Usually, people with kidney stones have more pain in the late night and early morning. This is due to the fact that people normally urinate less during the late night and early morning and at this time the ureter remains constricted. You should seek medical advice if you experience: sharp and persistent pain.
When should I get my kidneys checked?
They should be done at least once a year so that if you have early kidney disease, it can be treated right away. Early kidney disease can and should be treated to keep it from getting worse!
Does a urologist deal with kidneys?
Urologists treat conditions of the urinary tract, which includes the urethra, bladder and kidneys. However, urologists only treat particular conditions of the kidneys. They can perform surgery, remove cancerous cells, and eliminate kidney stones.

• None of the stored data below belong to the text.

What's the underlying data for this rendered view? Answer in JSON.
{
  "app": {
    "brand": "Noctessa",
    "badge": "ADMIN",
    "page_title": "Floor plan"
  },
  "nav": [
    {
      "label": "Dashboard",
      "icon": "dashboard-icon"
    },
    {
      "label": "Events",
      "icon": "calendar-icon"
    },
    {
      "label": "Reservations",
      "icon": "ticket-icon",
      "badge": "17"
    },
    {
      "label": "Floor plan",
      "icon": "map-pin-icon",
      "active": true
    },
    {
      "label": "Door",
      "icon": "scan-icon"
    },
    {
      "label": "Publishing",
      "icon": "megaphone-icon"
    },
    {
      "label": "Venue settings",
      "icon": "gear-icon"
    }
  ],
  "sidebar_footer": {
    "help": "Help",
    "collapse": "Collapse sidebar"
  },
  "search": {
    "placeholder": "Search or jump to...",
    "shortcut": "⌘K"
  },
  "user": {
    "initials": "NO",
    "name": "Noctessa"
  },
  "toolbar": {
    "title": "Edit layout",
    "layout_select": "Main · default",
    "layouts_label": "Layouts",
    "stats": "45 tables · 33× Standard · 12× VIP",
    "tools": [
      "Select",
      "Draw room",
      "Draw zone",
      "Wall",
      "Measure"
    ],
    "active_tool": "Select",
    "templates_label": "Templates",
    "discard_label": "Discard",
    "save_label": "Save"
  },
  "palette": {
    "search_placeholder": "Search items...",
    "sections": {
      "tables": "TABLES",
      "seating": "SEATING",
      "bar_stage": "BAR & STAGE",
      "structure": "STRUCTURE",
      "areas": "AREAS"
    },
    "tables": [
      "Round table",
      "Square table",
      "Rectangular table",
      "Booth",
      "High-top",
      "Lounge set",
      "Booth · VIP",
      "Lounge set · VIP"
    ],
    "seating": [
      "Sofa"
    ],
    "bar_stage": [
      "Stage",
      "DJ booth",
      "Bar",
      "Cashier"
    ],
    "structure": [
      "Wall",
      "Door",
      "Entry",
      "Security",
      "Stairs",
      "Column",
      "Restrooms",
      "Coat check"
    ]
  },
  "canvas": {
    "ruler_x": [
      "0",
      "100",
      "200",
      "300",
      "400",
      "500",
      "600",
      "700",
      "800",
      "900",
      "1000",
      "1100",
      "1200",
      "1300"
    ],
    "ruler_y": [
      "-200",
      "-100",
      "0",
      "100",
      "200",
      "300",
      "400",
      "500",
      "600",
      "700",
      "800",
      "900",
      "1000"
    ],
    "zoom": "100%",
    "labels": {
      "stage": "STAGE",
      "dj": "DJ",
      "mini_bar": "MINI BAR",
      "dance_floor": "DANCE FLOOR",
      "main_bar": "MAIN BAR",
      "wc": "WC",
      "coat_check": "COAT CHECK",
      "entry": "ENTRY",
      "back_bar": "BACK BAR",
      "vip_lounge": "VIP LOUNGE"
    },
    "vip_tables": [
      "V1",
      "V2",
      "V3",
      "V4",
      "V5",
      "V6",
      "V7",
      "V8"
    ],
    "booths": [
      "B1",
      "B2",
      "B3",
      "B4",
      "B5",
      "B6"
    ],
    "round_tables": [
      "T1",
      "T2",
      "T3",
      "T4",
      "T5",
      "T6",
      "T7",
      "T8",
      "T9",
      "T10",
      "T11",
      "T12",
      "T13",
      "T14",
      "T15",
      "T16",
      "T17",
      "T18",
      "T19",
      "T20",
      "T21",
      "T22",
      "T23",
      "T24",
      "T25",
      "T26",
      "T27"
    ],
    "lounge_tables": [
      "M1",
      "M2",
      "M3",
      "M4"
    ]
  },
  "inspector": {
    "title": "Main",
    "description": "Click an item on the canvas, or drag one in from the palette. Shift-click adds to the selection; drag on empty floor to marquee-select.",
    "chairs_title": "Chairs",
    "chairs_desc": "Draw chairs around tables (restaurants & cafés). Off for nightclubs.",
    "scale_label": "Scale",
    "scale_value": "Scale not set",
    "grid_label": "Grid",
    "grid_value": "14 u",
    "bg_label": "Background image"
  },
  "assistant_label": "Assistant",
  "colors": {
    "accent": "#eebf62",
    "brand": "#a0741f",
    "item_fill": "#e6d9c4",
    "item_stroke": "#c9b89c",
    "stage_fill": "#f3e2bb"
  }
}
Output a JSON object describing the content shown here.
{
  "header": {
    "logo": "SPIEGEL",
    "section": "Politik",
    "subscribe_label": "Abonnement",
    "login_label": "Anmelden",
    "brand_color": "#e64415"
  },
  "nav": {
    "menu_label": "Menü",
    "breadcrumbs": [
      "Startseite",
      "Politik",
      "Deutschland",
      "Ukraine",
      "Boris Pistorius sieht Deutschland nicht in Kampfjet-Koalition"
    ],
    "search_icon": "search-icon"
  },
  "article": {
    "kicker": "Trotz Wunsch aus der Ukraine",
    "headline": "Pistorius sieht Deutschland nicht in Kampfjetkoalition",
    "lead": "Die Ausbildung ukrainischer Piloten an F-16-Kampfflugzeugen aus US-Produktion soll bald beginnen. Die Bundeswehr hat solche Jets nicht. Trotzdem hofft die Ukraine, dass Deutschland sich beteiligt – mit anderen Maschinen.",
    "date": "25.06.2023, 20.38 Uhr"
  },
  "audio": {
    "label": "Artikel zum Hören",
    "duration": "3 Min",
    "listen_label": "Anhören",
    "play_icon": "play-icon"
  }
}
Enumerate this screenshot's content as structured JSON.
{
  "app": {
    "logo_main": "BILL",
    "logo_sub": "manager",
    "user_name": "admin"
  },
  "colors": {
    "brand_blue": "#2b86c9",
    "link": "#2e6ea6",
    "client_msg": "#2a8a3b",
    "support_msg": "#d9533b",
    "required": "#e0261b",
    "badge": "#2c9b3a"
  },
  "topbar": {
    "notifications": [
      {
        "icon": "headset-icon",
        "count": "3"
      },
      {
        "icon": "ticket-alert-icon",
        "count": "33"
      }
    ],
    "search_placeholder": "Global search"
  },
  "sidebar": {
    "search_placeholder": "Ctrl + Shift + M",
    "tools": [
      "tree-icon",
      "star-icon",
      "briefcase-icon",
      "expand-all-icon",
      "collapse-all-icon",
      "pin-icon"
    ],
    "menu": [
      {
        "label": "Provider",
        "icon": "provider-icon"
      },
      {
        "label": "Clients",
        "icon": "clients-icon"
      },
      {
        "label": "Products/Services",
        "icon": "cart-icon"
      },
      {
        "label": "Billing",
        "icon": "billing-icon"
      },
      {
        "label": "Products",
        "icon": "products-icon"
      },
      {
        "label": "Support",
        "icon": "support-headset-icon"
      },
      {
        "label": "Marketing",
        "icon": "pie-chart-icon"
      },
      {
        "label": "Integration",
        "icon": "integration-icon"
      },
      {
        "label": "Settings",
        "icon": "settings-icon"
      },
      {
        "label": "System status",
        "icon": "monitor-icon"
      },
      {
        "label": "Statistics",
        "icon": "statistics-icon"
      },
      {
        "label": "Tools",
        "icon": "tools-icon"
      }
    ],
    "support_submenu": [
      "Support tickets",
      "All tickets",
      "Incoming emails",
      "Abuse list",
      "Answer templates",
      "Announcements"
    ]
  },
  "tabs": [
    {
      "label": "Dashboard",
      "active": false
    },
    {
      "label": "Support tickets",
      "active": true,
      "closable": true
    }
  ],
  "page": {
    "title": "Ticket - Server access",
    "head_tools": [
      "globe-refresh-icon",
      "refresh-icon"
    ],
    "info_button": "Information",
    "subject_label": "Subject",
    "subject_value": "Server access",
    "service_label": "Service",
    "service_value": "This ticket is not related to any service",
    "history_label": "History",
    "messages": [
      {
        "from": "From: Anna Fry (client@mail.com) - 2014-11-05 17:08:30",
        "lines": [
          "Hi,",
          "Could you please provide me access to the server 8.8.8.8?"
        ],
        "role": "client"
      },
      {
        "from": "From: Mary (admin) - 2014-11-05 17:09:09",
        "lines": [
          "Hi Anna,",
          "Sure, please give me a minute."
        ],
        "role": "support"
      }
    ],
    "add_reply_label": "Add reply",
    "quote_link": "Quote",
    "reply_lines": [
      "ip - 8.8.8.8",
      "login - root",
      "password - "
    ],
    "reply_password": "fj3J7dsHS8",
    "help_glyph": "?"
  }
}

How can I check my kidneys at home?
One of the best ways to test for CKD and assess kidney damage is a simple urine test which detects the presence of albumin. The smartphone app from Healthy.io enables lay users to conduct a urinalysis test at home and securely share results with their clinicians.
What should I do if my kidneys hurt?
Lifestyle and home remedies
- Apply heat. Place a heating pad on your abdomen, back or side to ease pain.
- Use pain medicine. For fever or discomfort, take a nonaspirin pain reliever such as acetaminophen (Tylenol, others) or ibuprofen (Motrin IB, Advil, others).
- Stay hydrated.
How do you know if something is wrong with your kidneys?
If you feel the need to urinate more often, especially at night, this can be a sign of kidney disease. When the kidneys filters are damaged, it can cause an increase in the urge to urinate. Sometimes this can also be a sign of a urinary infection or enlarged prostate in men. You see blood in your urine.